En Allemagne, cette égalité est pourtant loin d'être acquise...
Mais est-ce si différent en France? J'en doute. Nous venons de très loin, vous savez. Savez-vous que ce sont les nazis qui ont aboli l'école toute la journée pour les enfants? Personne ne le sait. Avant qu'ils n'arrivent au pouvoir, l'école était ouverte toute la journée. Résultat, soixante ans plus tard, nous avons toujours des infrastructures catastrophiques : pas de crèches, donc très peu d'enfants de moins de trois ans à l'école – surtout à l'Ouest –, des jardins d'enfants ouverts seulement une partie de la journée, très peu d'écoles ouvertes toute la journée... Mais ça commence à changer. Grâce au mouvement féministe. Grâce aussi à la réunification. A l'Est, tout cela allait de soi. Quand le Mur est tombé, l'Est a d'abord vécu un choc immense, une sidération. L'Ouest est arrivé, a dit: «Nous avons raison de toutes façons et c'est nous qui menons la musique désormais». Mais progressivement, les gens à l'Est se sont réveillés. L'Allemagne a élu une femme originaire de l'Est.

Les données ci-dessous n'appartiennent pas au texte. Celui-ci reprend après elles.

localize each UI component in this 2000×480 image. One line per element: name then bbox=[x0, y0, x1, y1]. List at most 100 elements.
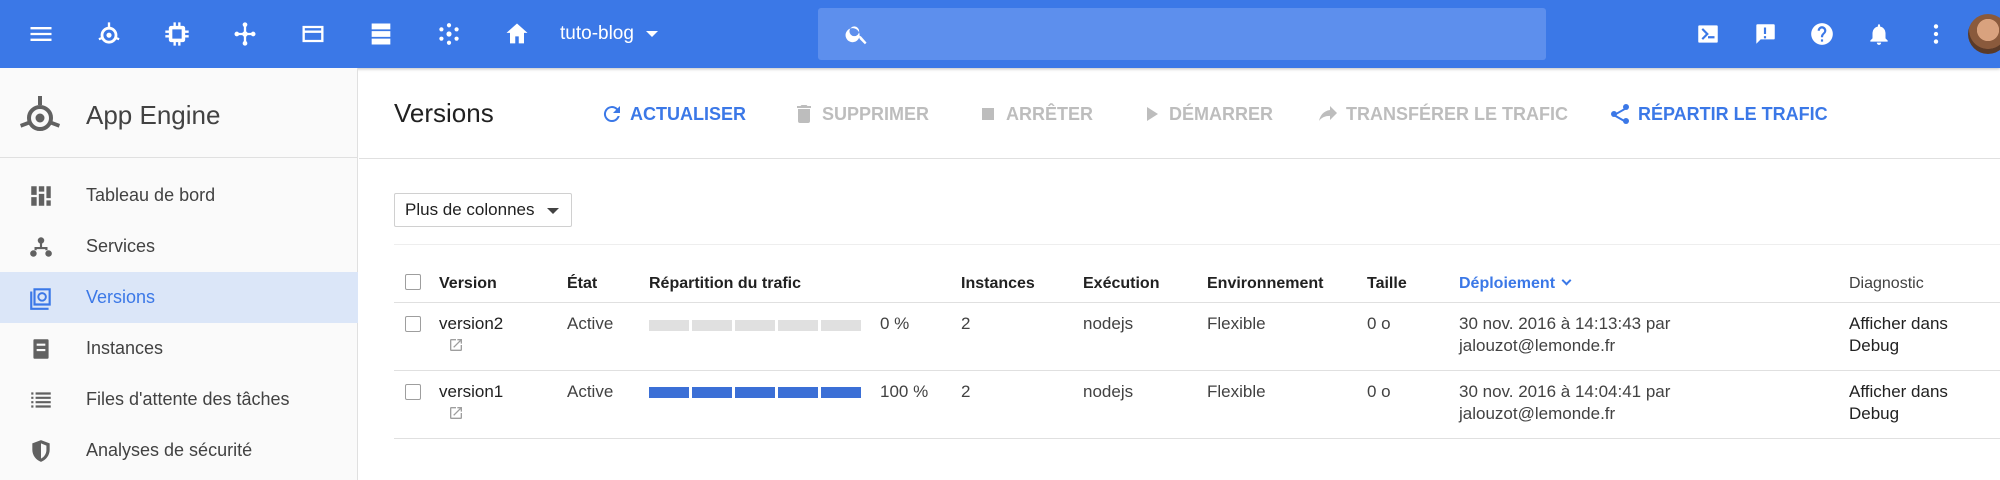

Pour les conservateurs allemands, l'école toute la journée, ou même les jardins d'enfants, c'était le diable! Le diable! La femme qui faisait cela était une mère-corbeau. Ça commence à changer. Mais le chemin est encore très long.
Angela Merkel aide-t-elle l'Allemagne à changer?
Le fait qu'une femme soit chancelière est pour les femmes, pour les jeunes filles, un signal fort : le signe que c'est possible. Elle-même a toujours été prudente sur le sujet, mais elle soutient une politique plus juste. Elle a fait en sorte que la ministre de la famille conduise une politique féministe. En trois ans, nous avons assisté à une petite révolution dans la politique familiale. Aucune féministe ne ferait mieux que Mme Ursula Von der Leyen [la ministre fédérale de la famille, ndlr] en ce qui concerne les places en crèche ou le soutien aux écoles ouvertes toute la journée. Grâce à Mme Merkel, pour la première fois, il est question de la pornographie infantile, ce qui n'avait jamais été le cas. La situation des femmes est prise au sérieux. Merkel est une femme de l'Est, une physicienne, une fille de pasteur. Je crois qu'avant d'être élue, elle ne s'imaginait pas que dans la société allemande, les femmes étaient traitées de la sorte. Mais je crois que la nuit de son élection, elle l'a compris. Si un ministre présente une mesure qui favorise l'égalité hommes-femmes, elle ne s'y opposera pas, je le sais. Elle fait régner un climat favorable.
Faut-il des lois pour assurer l'égalité des droits entre hommes et femmes?
Pourquoi pas? Les Norvégiens ont introduit une loi qui impose 40% dans les conseils de direction des entreprises. Je trouve cela intéressant. Parfois, de telles lois peuvent un peu aider. Même si je pense que les quotas ne sont qu'un leurre, ils peuvent être une solution transitoire. Histoire d'aider les femmes à entrouvrir la porte.